# Merlot



## Ferenczy (Sep 9, 2008)

A man is sitting in a restaurant and notices an unusually attractive woman
sitting alone at a table. He asks the waiter to take a bottle of Merlot to her.

So the waiter took the Merlot to the woman and said, 'This is from the gentleman who is seated over there.' ..and indicated the sender with a nod of his head. She stared at the wine coolly for a few seconds, not looking at the man, then decided to send a reply to him by a note. The waiter, who was lingering nearby for a response, took the note from her and conveyed it to the gentleman. The note read:

'For me to accept this bottle, you need to have a Mercedes in your garage, a million dollars in the bank and seven inches in your pants.' 
After reading the note, the man decided to compose one of his own in return. He folded the note, handed it to the waiter and instructed him to deliver it to the lady. It read:

'Just to let you know things aren't always what they appear to be. I have a Ferrari Maranello, a BMW Z8, a Mercedes CL600, and a Porsche Turbo in my several garages; I have beautiful homes in Aspen and Miami and a 10,000 acre ranch in Louisiana. There is over twenty million dollars in my bank account and portfolio.
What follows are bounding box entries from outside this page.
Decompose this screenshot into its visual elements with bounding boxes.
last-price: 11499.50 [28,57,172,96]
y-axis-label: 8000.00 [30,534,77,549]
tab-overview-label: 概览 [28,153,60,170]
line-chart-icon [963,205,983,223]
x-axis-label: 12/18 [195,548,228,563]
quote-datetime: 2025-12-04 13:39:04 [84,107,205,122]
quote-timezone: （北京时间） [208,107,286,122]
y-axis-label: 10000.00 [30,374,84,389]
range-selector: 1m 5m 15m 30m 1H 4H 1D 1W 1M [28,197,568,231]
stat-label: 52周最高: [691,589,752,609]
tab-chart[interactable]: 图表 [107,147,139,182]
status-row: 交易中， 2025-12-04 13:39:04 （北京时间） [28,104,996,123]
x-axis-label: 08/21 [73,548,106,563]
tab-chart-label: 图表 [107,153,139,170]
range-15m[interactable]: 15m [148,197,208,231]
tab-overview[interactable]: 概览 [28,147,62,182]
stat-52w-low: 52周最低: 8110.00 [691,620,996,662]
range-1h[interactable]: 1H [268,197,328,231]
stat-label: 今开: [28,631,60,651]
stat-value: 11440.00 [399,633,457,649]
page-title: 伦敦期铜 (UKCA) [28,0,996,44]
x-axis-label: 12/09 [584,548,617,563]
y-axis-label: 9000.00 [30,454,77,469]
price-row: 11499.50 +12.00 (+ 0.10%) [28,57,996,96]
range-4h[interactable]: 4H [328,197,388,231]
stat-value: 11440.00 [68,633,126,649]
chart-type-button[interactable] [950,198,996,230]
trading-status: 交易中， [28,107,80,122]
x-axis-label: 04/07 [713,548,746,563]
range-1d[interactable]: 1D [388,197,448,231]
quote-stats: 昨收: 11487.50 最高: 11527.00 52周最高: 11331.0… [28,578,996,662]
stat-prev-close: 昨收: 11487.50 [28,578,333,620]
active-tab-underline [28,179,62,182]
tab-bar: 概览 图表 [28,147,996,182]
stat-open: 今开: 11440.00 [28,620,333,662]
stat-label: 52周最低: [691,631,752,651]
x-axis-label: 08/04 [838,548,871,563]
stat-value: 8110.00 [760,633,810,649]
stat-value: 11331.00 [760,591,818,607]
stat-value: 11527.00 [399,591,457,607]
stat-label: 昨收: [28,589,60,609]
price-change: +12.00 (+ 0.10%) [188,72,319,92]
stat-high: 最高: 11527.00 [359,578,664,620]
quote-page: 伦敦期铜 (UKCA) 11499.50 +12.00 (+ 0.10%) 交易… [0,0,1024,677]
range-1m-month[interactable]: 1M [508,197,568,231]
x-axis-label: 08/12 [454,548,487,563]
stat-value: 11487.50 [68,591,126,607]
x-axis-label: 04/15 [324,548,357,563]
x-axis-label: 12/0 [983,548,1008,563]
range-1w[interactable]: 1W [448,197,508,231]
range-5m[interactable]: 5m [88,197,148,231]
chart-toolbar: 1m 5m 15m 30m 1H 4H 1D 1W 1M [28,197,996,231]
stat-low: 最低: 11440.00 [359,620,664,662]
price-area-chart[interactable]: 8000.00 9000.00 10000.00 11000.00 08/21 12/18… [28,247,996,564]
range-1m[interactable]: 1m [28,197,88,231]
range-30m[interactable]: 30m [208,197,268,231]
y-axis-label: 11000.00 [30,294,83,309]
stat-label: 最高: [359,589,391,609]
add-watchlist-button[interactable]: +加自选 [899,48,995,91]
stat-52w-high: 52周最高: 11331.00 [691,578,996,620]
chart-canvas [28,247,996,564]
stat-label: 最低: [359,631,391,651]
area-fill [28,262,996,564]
But, not even for a woman as beautiful as you are, would I cut off three inches. Just send the bottle back.'


----------



## citico (May 18, 2004)

That's funny!!:lol:


----------



## TSR (Feb 7, 2009)

Haha, now THAT is classic!


----------



## motto (May 15, 2009)

Love this joke!!! 
Very funny!


----------



## dave29 (Feb 18, 2007)

Good one!


----------